Con la exigencia de que haya sanciones para quien no ejerza el voto y así acabar de tajo con el clientelismo electoral, donde se termina hasta lavando dinero, se presentó el Informe Dinero Bajo la Mesa.

Dinero Bajo la Mesa, fue coordinado por María Amparo Casar presidenta de Mexicanos Contra la Corrupción y la Impunidad (MCCI) y Luis Carlos Ugalde, director de Integralia Consultores y exconsejero presidente del Instituto Federal Electoral (hoy INE).

De acuerdo con el informe, los candidatos a gobernador gastan en promedio diez veces más de los topes legales que impone el INE para la realización de su promoción en campañas electorales.

Mientras el órgano electoral ha puesto un límite promedio de 46.8 millones de pesos, una estimación de los gastos que no reportan ronda los 470 millones en promedio.

En México el voto es obligatorio, pero no tiene sanciones para que se haga efectivo.

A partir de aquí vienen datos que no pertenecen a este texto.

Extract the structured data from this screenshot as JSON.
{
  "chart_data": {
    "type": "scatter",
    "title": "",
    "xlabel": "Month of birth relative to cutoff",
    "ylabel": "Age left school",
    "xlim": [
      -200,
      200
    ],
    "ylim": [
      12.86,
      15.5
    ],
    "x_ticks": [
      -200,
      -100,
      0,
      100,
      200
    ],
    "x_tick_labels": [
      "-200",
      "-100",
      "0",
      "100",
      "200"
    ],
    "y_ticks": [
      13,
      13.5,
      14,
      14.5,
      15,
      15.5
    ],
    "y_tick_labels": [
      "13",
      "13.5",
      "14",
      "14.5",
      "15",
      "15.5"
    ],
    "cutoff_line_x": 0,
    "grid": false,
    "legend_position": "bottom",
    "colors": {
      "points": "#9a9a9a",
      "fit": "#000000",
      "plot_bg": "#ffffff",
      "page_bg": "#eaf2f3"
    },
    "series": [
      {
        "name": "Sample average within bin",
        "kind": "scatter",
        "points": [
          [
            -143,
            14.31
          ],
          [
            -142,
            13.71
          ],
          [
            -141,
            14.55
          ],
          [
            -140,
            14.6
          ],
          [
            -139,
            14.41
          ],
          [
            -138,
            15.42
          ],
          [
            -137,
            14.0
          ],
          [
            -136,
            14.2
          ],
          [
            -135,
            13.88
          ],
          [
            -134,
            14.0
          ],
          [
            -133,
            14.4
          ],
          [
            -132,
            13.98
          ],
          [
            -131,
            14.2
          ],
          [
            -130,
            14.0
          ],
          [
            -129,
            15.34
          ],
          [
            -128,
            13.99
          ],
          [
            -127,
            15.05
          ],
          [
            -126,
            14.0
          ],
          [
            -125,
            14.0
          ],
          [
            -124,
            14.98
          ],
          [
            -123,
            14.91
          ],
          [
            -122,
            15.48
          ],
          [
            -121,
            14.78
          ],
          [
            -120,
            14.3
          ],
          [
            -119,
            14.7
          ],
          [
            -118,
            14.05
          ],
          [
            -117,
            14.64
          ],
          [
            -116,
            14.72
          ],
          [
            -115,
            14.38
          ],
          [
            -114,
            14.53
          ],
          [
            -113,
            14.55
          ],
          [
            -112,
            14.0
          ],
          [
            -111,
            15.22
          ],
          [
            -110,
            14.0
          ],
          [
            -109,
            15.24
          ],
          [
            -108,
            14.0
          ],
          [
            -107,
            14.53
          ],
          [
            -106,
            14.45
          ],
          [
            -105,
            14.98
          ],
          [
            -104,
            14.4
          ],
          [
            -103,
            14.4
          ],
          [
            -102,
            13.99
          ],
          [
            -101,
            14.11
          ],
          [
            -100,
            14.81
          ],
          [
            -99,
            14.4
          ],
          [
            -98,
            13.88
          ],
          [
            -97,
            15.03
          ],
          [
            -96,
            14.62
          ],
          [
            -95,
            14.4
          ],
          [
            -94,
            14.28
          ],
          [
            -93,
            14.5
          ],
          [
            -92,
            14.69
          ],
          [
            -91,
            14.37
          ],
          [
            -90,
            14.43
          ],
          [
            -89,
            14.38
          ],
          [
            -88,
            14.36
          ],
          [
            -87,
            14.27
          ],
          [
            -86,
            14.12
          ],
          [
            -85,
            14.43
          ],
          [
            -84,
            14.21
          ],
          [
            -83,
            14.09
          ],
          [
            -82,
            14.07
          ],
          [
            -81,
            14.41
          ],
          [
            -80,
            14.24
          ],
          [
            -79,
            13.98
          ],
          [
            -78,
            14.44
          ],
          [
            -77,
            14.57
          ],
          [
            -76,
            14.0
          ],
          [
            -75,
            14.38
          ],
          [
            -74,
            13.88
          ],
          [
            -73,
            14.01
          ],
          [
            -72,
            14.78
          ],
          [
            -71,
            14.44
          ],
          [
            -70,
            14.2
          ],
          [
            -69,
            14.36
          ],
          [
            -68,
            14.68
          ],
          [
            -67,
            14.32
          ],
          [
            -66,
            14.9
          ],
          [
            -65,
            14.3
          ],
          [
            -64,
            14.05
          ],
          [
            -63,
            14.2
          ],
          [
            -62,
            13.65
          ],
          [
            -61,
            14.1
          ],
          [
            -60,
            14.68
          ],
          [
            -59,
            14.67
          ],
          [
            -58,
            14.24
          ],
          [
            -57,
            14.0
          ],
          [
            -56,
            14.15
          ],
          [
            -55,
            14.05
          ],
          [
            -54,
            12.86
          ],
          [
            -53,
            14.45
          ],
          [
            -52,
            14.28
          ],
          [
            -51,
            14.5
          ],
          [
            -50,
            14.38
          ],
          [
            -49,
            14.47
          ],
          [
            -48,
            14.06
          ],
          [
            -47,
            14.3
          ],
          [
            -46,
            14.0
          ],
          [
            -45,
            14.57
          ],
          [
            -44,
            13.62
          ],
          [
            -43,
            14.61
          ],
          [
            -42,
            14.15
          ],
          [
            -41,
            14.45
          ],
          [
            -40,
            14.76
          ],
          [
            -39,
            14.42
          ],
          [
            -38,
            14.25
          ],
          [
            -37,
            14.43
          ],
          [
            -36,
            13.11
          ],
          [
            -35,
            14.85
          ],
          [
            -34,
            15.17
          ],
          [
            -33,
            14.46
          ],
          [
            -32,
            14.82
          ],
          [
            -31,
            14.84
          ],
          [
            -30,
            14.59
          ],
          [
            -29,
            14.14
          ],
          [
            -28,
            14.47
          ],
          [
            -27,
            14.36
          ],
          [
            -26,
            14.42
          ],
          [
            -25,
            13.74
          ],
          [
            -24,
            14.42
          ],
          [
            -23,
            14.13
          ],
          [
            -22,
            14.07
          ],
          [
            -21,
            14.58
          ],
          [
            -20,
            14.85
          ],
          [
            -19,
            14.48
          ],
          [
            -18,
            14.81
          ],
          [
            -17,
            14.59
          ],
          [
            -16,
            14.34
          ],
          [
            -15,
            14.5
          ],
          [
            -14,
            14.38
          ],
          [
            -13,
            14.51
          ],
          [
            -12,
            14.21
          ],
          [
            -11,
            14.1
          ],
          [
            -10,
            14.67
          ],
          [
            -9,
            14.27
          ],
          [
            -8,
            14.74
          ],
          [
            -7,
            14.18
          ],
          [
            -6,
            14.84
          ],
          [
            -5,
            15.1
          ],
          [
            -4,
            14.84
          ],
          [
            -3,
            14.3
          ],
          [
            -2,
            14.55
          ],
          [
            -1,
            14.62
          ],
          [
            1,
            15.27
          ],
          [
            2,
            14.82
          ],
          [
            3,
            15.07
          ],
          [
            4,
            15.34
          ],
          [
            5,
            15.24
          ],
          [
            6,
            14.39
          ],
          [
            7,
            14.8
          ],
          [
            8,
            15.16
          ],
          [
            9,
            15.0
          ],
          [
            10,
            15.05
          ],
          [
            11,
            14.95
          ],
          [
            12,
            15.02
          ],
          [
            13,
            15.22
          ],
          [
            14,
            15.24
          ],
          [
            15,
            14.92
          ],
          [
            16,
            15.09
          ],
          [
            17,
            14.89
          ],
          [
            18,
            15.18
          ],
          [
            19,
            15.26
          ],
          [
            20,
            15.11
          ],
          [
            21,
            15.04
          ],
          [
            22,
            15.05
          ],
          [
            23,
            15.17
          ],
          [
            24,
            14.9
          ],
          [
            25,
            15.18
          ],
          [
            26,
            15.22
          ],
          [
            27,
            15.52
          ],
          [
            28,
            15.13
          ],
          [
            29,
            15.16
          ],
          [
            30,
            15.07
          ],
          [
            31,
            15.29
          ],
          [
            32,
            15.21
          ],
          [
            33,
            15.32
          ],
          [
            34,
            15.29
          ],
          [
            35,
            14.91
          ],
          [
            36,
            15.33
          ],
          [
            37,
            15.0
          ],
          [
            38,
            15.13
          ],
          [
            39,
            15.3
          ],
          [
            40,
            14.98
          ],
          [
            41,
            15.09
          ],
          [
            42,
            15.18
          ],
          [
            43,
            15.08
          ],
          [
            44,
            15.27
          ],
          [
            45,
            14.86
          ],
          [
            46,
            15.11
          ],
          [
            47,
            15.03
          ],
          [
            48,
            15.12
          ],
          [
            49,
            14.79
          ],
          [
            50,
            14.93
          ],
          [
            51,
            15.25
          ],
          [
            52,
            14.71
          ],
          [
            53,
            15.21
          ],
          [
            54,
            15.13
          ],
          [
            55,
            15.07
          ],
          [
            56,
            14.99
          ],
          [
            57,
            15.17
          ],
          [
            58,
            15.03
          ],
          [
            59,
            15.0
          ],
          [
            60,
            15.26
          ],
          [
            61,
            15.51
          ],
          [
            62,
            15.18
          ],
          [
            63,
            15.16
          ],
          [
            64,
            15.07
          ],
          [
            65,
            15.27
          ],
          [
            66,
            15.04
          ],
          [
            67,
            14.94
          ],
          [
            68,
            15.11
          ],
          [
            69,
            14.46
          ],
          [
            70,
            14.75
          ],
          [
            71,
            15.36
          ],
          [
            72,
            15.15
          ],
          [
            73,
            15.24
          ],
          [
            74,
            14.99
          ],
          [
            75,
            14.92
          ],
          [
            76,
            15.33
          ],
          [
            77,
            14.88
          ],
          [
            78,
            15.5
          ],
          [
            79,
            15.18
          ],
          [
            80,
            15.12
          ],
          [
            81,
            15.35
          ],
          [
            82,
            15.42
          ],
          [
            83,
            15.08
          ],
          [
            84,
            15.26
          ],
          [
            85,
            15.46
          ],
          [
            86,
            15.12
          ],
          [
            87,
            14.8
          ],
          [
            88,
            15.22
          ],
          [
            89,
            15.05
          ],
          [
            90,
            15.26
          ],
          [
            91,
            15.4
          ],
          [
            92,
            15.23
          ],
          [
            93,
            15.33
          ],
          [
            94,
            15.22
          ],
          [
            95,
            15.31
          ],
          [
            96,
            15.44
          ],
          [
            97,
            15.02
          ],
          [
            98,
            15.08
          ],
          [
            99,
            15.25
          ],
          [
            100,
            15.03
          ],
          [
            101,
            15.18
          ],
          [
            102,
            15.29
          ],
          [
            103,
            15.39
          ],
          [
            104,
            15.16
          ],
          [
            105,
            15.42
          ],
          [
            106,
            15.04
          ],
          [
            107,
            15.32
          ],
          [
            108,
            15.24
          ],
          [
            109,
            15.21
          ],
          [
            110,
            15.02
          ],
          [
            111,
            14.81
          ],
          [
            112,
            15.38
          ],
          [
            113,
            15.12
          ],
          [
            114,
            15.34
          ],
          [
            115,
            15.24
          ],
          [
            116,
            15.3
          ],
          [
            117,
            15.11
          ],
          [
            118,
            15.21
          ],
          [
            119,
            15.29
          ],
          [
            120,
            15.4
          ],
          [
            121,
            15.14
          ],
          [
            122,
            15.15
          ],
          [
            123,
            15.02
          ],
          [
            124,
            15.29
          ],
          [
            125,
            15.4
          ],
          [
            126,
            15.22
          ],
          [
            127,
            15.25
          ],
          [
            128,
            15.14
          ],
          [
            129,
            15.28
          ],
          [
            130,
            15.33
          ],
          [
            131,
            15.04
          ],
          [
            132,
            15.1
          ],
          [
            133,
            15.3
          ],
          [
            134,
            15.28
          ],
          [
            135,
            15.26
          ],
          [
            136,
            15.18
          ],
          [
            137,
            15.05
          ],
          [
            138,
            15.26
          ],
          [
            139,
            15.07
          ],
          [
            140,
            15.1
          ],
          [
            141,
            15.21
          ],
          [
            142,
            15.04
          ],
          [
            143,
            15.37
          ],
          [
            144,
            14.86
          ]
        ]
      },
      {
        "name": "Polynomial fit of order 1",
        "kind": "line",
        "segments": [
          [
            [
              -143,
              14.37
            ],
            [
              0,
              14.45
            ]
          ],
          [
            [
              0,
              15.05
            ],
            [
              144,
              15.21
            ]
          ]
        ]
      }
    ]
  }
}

Por ello, los creadores del reporte Dinero Bajo la Mesa, propusieron sanciones para los ciudadanos que no ejerzan su sufragio, con miras a acabar con la infraestructura del clientelismo electoral.

Luis Carlos Ugalde, explicó que esta es una medida “inteligente y eficaz” para “romper los cimientos de la lógica del clientelismo electoral”.

El director de Integralia Consultores destacó también que el financiamiento ilegal tuvo uno de sus orígenes en la búsqueda de erradicar los fraudes electorales en México desde los años 70 y por ello aumentó el presupuesto para campañas electorales a fin de evitar que los partidos políticos no buscaran vías fuera de la legalidad para la realización de sus campañas.

Las principales fuentes de financiamiento ilegal identificadas en la investigación corresponden al desvío de recursos públicos, mediante recaudaciones en efectivo que no ingresan a las tesorerías; el uso de facturas apócrifas; las adjudicaciones directas y subcontrataciones forzosas con sobrecostos; los descuentos de nómina; el uso de programas sociales; entre otros.

Estas prácticas de financiamiento que no son reportadas a la autoridad electoral, implica, la comisión de delitos como lavado de dinero, defraudación fiscal y simulación de operaciones a través de empresas fantasma, así como la compra de coberturas en medios de comunicación.